From the 18th century to the 21st century, Barkat is mindful to include poems that resonate throughout history. These nature poems call us to live in a way that works to serve, admire, and respect our one and only planet earth. We may begin our reverence and care for earth by simply reading and sharing poems that reveal our inherent interconnectedness with nature.
At first when I learned that Barkat intentionally left out poems on anger, I felt myself unsure of how such a passionate and undeniably profound human emotion could be removed from an experience about the complexities of nature and humans. However, it's clear to me now that anger already lives in great volumes within our world as well as our souls. Therefore, there's no use in amplifying an emotion that undermines the tranquility and grace of nature.

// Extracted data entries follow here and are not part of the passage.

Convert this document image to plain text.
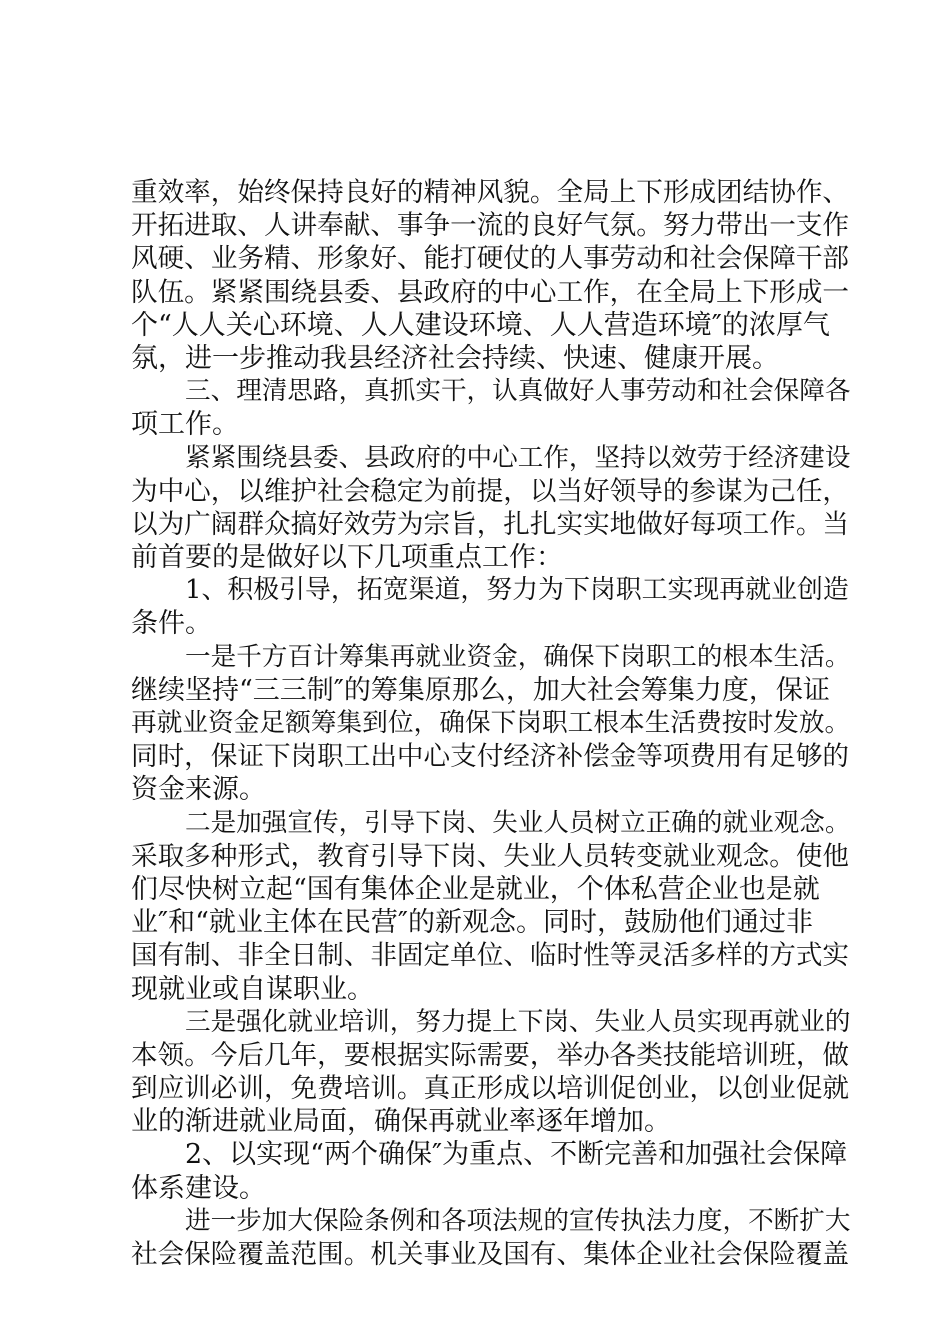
重效率，始终保持良好的精神风貌。全局上下形成团结协作、
开拓进取、人讲奉献、事争一流的良好气氛。努力带出一支作
风硬、业务精、形象好、能打硬仗的人事劳动和社会保障干部
队伍。紧紧围绕县委、县政府的中心工作，在全局上下形成一
个“人人关心环境、人人建设环境、人人营造环境″的浓厚气
氛，进一步推动我县经济社会持续、快速、健康开展。
三、理清思路，真抓实干，认真做好人事劳动和社会保障各
项工作。
紧紧围绕县委、县政府的中心工作，坚持以效劳于经济建设
为中心，以维护社会稳定为前提，以当好领导的参谋为己任，
以为广阔群众搞好效劳为宗旨，扎扎实实地做好每项工作。当
前首要的是做好以下几项重点工作：
1、积极引导，拓宽渠道，努力为下岗职工实现再就业创造
条件。
一是千方百计筹集再就业资金，确保下岗职工的根本生活。
继续坚持“三三制″的筹集原那么，加大社会筹集力度，保证
再就业资金足额筹集到位，确保下岗职工根本生活费按时发放。
同时，保证下岗职工出中心支付经济补偿金等项费用有足够的
资金来源。
二是加强宣传，引导下岗、失业人员树立正确的就业观念。
采取多种形式，教育引导下岗、失业人员转变就业观念。使他
们尽快树立起“国有集体企业是就业，个体私营企业也是就
业″和“就业主体在民营″的新观念。同时，鼓励他们通过非
国有制、非全日制、非固定单位、临时性等灵活多样的方式实
现就业或自谋职业。
三是强化就业培训，努力提上下岗、失业人员实现再就业的
本领。今后几年，要根据实际需要，举办各类技能培训班，做
到应训必训，免费培训。真正形成以培训促创业，以创业促就
业的渐进就业局面，确保再就业率逐年增加。
2、以实现“两个确保″为重点、不断完善和加强社会保障
体系建设。
进一步加大保险条例和各项法规的宣传执法力度，不断扩大
社会保险覆盖范围。机关事业及国有、集体企业社会保险覆盖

One of my favorite poems from the collection is The Edge by Lola Ridge. While many of the other poems moved me deeply, this one in particular struck a chord within me. When I put myself in this poem, I see myself at the precipice of life—completely distraught by the human experience and determined that a fatal end would be the final kind thing I could offer myself. However, this poem grants the reader an unconditional and nonjudgemental space to sit on the edge with a special gift from nature: solitude.
In solitude we are not alone. Instead, we are comforted by the earth's beauty and in our reflections and admirations of these often overlooked aspects of our planet we find ourselves. We do this again and again—cyclical, yes (and an inevitable reality to our existence)—but if we don't constantly remind ourselves of our own beauty through nature, then what else is there to hold onto when we find ourselves falling into the darkness?
I would recommend this poetry book to anyone with an introspective desire to find themselves through the experience of nature. (Therefore, everyone.)
(Thank you Reedsy Discovery for providing me with a free ARC of Earth Song: A Nature Poems Experience. All opinions expressed are my own.)